The 54 - year old told the TRRC that that he was arrested on 30th May 2006 in Serekunda and taken to the Police headquarters in Banjul. He testified they proceded with him to the NIA headquarters in Banjul. Cham said he was tortured at the NIA by two of Jammeh's most feared torturers after he was picked up from Serekunda -Tumbul Tamba and Musa Jammeh.
He said he was questioned at the NIA conference room with respect to his relationship with Pa Nderry M'bai of the Freedom Newspaper. He said this was after he had been beaten and tortured by 8 soldiers. He said he wasn't told why he was arrested or even allowed access to a lawyer.
He named Musa Jammeh alias Maliamungu and Tumbul Tamba, as the leaders of a torture team that beat him up at the NIA.
Lamin Cham told the Commission that he sustained injuries all over his body.
"I was bleeding all over my body," Cham adduced.
He explained that Mohammed Hydara the then deputy director of NIA told him to cooperate with them or else the men (torturers) would come back for him.
"I was taken behind the building at the NIA where a makeshift arena was made. I was then placed in the middle of a sand ring. While I was there, I saw Musa Jammeh, Tumbul Tamba and others approached me. There were eight of them and they were heavily drunk. You could smell the alcohol from their breaths even metres away. Before I could say anything, blows and kicks rained on me. They had whips and canes. Others were using their fists. They stamped me. I was bleeding profusely all over my body. When I was losing energy, Tumbul would stop the torturers like someone controlling a band and they would stop. When I regained consciousness and strength then they would continue with the beating," Cham said.
Cham said the consequence of his arrest and detention was shattering, adding that he was afraid of staying in the country and left the Gambia.
He said: "They also wanted to know why I was mentioning Jammeh in my BBC reports and how much the BBC was paying me as their local correspondent. Why were you lying in your reports?"
He said he is the current editor-in-chief of The Standard. He joined the Daily Observer in 1992 and was editor-in-chief between April 2003 and October 2005. He was also a sports editor, freelance sports reporter for GRTS and the BBC.

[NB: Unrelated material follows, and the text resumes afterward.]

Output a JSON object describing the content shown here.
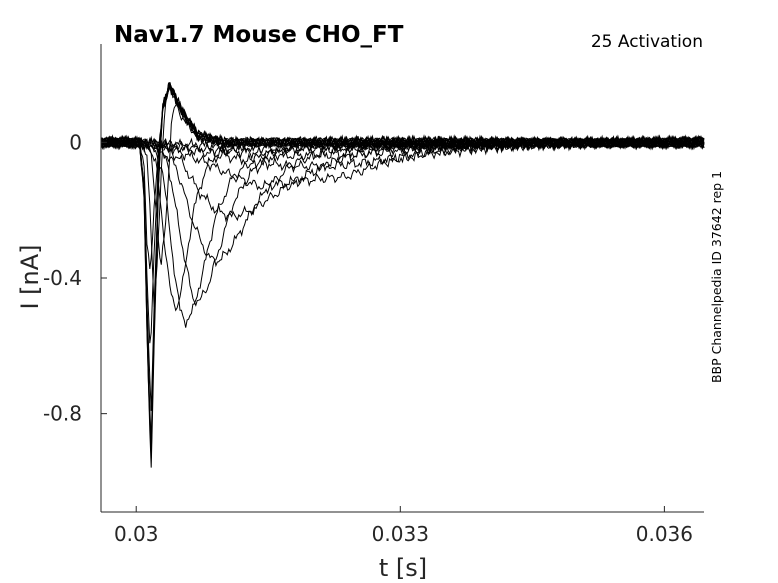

He said before the July 1994 coup, the press was relatively free because of there was no visible harassment on journalists.
He revealed that the AFPRC Government banked on the Daily Observer for information at the time before the advent of a television station in the country.
He said ex-President Jammeh used to call journalists 'illegitimate sons of Africa'. The witness divulged that in October 1994, Kenneth Best, the proprietor of The Daily Observer was the first journalist arrested and detained in a secret location in Kartong and was deported in November 1994.
He expounded on how the AFPRC dispatched immigration officials to Daily Observer premises to screen foreign journalists and he talked about a number of individuals that were under arrest and were later deported.
Cham voiced to the Commission that in May 1999, he received information that Daily Observer had been sold to Amadou Samba who was believed to be a close ally of the junta. He revealed that the editor-in-chief, Baba Galleh Jallow resigned on the principle that he couldn't work with the Daily Observer and he left and established the Independent newspaper.
He divulged that the Daily Observer Editorial team did all the best to maintain the independence of the paper but the military government weren't happy with the likes of Demba A. Jawo who were very critical of the Government and who in the end got sacked in 1999.
He told the Commission that the then managing director, Sarian Ceesay was removed and substituted by Buba Baldeh and the Daily Observer thereby got direct meddling on the editorial by the APRC Government. He told the Commission that Buba Baldeh indicated that the Daily Observer would not carry stories from the opposition about the then Government.
He alleged that ex-President Jammeh and some civil servants expressed hatred for journalists who had faith that journalists have a role to play in good governance. Mr. Cham told the Commission that journalism was the most oppressed profession under Jammeh's regime.